Given $A$ in $R^{nxn}$ and its regular splitting M and N (A = M - N), $M$ is nonsingular and $M^{-1}$ and $N$ are nonnegative.
If the spectral radius $p(M^{-1}N)<1$, show $A$ nonsingular and $A^{-1}$ nonnegative.
What I've got: $A = M(I - M^{-1}N)$, but lost from there.
If $A$ is nonsingular and $A^{-1}$ is nonnegative, show that $p(M^{-1}N)<1.$
What I've got: I want to use the Perron-Frobenius theory on $M^{-1}N$, but not really sure how to do so.
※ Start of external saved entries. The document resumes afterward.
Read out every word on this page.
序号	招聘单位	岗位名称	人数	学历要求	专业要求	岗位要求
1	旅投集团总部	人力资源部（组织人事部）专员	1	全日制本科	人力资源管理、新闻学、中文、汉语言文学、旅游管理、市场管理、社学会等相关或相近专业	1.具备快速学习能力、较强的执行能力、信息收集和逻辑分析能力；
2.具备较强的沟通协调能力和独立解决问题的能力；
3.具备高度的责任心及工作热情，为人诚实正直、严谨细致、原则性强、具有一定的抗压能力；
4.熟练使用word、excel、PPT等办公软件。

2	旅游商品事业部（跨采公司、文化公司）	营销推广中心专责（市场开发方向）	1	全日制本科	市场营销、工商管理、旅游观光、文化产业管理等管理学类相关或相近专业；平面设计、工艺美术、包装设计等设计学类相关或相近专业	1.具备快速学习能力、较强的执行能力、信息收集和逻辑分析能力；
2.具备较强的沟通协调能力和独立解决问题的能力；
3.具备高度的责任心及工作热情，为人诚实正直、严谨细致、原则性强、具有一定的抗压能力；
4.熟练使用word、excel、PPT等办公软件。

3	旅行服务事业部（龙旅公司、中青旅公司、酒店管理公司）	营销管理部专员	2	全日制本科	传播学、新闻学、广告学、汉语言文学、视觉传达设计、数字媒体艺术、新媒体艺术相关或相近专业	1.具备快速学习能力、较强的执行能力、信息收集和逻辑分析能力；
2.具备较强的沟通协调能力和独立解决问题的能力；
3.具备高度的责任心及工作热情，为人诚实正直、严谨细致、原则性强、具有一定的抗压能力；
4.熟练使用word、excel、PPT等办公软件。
From $\rho(M^{-1}N)<1$, in particular, the fact that $1$ is not an eigenvalue of $M^{-1}N$, and $M^{-1}$ is nonsingular, we have that $A=M(I-M^{-1}N)$ is nonsingular. Next, $A^{-1}=(I-M^{-1}N)^{-1}M^{-1}$. Since $\rho(M^{-1}N)<1$, $(I-M^{-1}N)^{-1}$ can be expressed in terms of Neumann series $(I-M^{-1}N)^{-1}=\sum_{i=0}^{\infty}(M^{-1}N)^i$, which shows that $(I-M^{-1}N)^{-1}\geq 0$ because each term is nonnegative. In addition, $M^{-1}\geq 0$ by definition, so $A^{-1}=(I-M^{-1}N)^{-1}M^{-1}\geq 0$.